Single-user (quickstart) stack

git pull
MCP_DEV_KEY=$MCP_DEV_KEY \
  docker compose -f deploy/docker-compose.local.yml up -d --build

Re-run the provisioner (quickstart step 2) only if the changelog says the sync touches instance/ shapes.

Pinned-release mode (pull instead of build)

The steps above build the app image from the synced source — the right choice when you track rolling main. To run a pinned, pre-built release instead, set PRECIS_MCP_TAG to a published image version and bring the stack up without --build:

PRECIS_MCP_TAG=0.2.3 docker compose -f deploy/docker-compose.yml up -d

Compose pulls ghcr.io/precis-finance/precis-mcp:<tag> (falling back to a source build only if the tag is absent). Upgrading is then bumping PRECIS_MCP_TAG to a newer release and re-running up -d — no rebuild. The bundled Postgres / ClickHouse / Keycloak images are unaffected either way; they stay digest-pinned in the compose file. Still read CHANGELOG.md first, and back up (step 1) — a tag bump is an upgrade like any other.

Rolling back

There are no reverse migrations. Rolling back is a restore: check out the previous tag, rebuild, then restore the pre-upgrade bundle — Backups & restore. This is the reason step 1 isn't optional.

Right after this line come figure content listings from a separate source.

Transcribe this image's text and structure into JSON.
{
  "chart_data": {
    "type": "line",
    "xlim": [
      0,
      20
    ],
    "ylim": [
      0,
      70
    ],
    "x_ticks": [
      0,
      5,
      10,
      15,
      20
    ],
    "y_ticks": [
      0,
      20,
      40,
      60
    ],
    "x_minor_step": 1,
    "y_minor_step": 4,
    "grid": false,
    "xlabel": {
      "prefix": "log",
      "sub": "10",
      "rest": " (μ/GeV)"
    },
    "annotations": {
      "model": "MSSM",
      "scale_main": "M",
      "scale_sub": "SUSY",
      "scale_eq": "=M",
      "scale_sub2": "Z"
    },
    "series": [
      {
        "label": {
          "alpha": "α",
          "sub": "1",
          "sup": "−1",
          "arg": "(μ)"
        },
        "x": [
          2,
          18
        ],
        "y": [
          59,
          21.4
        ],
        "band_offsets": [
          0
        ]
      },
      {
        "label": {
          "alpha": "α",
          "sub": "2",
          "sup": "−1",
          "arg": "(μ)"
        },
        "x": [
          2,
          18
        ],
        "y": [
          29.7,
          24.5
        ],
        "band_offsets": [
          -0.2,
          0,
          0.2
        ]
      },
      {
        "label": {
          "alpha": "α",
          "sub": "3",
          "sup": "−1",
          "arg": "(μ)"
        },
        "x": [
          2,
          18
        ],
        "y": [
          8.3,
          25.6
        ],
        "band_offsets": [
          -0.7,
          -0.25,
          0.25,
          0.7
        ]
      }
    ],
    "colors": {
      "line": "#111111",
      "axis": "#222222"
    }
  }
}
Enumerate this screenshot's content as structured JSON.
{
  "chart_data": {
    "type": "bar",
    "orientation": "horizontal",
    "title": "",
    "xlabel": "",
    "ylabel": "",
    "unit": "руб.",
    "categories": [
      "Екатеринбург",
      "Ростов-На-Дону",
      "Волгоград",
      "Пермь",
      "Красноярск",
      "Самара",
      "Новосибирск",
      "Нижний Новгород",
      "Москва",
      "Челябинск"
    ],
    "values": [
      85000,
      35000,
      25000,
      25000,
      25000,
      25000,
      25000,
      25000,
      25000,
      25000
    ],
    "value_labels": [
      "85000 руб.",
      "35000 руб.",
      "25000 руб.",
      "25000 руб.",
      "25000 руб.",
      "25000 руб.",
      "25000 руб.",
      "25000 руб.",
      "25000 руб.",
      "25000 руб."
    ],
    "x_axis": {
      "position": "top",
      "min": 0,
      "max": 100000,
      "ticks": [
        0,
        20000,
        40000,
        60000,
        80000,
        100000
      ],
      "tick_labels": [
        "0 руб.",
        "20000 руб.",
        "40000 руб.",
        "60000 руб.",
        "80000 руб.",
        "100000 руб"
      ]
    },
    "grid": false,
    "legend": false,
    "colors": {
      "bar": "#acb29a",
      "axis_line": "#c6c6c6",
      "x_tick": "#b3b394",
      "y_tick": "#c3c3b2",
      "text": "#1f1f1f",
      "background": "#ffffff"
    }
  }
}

Dependency and image pinning

What a sync ships is exactly what runs: Python dependencies install from a hashed lockfile (requirements.lock), and the bundled Postgres / ClickHouse / Keycloak images are digest-pinned (tag@sha256:…) in the compose files, so an upstream re-tag can't change your stack silently. The precis-mcp application image follows the same principle — published to ghcr.io/precis-finance/precis-mcp and selected by PRECIS_MCP_TAG (a release version by default, pinnable to a @sha256: digest), or built from the synced source when you run up --build. The flip side is that base-image and dependency security fixes do not arrive by re-pulling — they arrive as pin bumps in sync commits (CI gates the pin set with pip-audit and a trivy image scan). If you maintain a fork, regenerate the lockfile with make lock and refresh image digests with docker buildx imagetools inspect <tag> on your own cadence.

Not an upgrade

Editing your own instance/ files isn't an upgrade and needs no rebuild: catalogue/semantic changes need the provisioner + a server restart (modelling contract), and instance/integrations/ changes need the daemons restarted (ingestion).